Ski Challenge does not have any equipment rules, you can race on pretty much any gear that you like. The following gives a quick overview of Ski Challenge equipment suggestions.
Most participants race on a “cheater” or recreational ski. Some use “Masters” type skis, which use full race construction but have a bit shorter turn radius than FIS level skis. Very few use true FIS or World Cup level skis, which have a higher turning radius, are stiffer, and have less sidecut. Some more advanced, stronger racers may race on true race skis but not all racers benefit from race skis.
Most recreational / cheater skis have a radius from 15 to 18 and have more sidecut with a slightly bigger shovel and tail than a true race ski. They are designed to turn easier at a lower speed.
Some lighter women race on Jr Race skis. These skis may have a little bit higher turning radius and are not as side cut as the “cheater” ski. They are usually a little bit softer or more flexible than a cheater ski or an adult race ski. Because these skis have less sidecut, and a smaller shovel, they may require a bit more edge angle to turn than a “cheater” ski yet perform like a race ski.
If you are a beginner Ski Challenge participant, you don’t need to rush out and purchase new skis or equipment. In fact, it may be wise to just start racing on what you already have. Once you get a feel for what it’s all about, you can make your way to one of our sponsor shops to get what works for you. Many of the employees at the sponsor shops also race in Ski Challenge and are more than happy to help you find the right equipment for you. Everyone is at a different level and everyone has a different skiing style. So, it’s best to get what works for you, not exactly what the fastest racer is on.

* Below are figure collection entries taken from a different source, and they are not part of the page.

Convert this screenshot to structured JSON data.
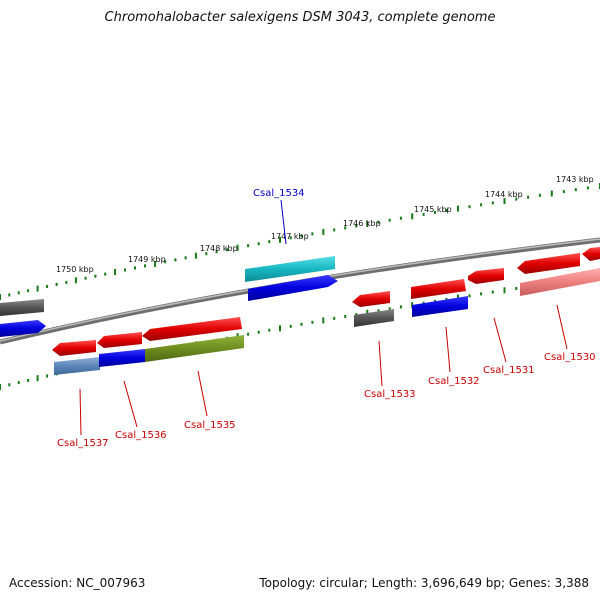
{
  "title": "Chromohalobacter salexigens DSM 3043, complete genome",
  "footer": {
    "accession": "Accession: NC_007963",
    "summary": "Topology: circular; Length: 3,696,649 bp; Genes: 3,388"
  },
  "ruler_labels": [
    "1750 kbp",
    "1749 kbp",
    "1748 kbp",
    "1747 kbp",
    "1746 kbp",
    "1745 kbp",
    "1744 kbp",
    "1743 kbp"
  ],
  "gene_labels": {
    "csal_1534": "Csal_1534",
    "csal_1533": "Csal_1533",
    "csal_1532": "Csal_1532",
    "csal_1531": "Csal_1531",
    "csal_1530": "Csal_1530",
    "csal_1535": "Csal_1535",
    "csal_1536": "Csal_1536",
    "csal_1537": "Csal_1537"
  },
  "colors": {
    "backbone": "#7a7a7a",
    "tick": "#1a7a1a",
    "red": "#e00000",
    "blue": "#0000dd",
    "cyan": "#19b7c2",
    "olive": "#6e8e1f",
    "gray": "#555555",
    "label_red": "#cc0000",
    "label_blue": "#0000cc"
  }
}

Some of our participants even race on Telemark skis or Snowboards. You do get a few extra points toward your medal if you are on Telemark skis or a Snowboard. You must alert Ski Challenge in order to receive your extra points. Once you have declared you are racing on Telemark Skis or a Snowboard, you cannot switch back and forth with Alpine Skis. If you decide to switch to Alpine skis, you must alert Ski Challenge in order to get your proper points.
Our participating sponsor Ski Shops offer discounts to Ski Challenge racers as well as expertise on all levels of racing and skiing in general.
Boots are the most important piece of equipment, for both performance and comfort. The most important aspect of boots is the fit. You need to make sure you have the proper fit and last shape for your particular foot. It’s no longer necessary to get a boot that is way too stiff or uncomfortable for you just because you want to be a racer. It’s more important to be comfortable and also to be able to flex your boot properly. And, remember, when it’s -5 out on the race hill, it’s much tougher to flex your boots than when you are in the nice, warm ski shop.
Boots are a big investment and can last for many seasons if you get the right ones. All of our sponsor shops offer great expertise and boot fitting. We would suggest you avoid buying boots online or sight unseen. It’s much more important to get the proper boot and proper boot fitting than to save a few bucks. Not only can the shop help you get the right boot and fit, they can also make sure your boot is working correctly with your bindings and skis. Boots can make or break your race run. They can help shave off that tenth of a second, or if you have an improper fit, they can add a tenth or two or even more!
Ski Challenge does not have any helmet requirements. You aren’t required to wear a certain type of helmet and aren’t required to run out and buy a new helmet every time FIS decides to change something. We recommend that everyone wears a helmet while racing. It only makes sense.
Some younger racers (and Masters racers) may also participate in Slalom racing. When you race Slalom, you are required to have a chin bar across the front of your helmet. We suggest for Ski Challenge that you either remove your chin bar or have a different helmet for Ski Challenge. In modified GS (like Ski Challenge) you are racing at a higher speed than in slalom. In a rolling or twisting fall the chin bar on your helmet may put undue strain and leverage on your neck.
Quite a few of our participants wear GS suits. You are NOT required to wear a GS suit. You can wear just about anything you want – even a costume if you choose! Many of our racers wear their regular ski pants and jackets. Some will take off their jackets for their race runs. Our stretch bibs should fit over most jackets. Some higher level racers who hit the gates also wear arm guards. These can be found at any of our participating sponsor shops.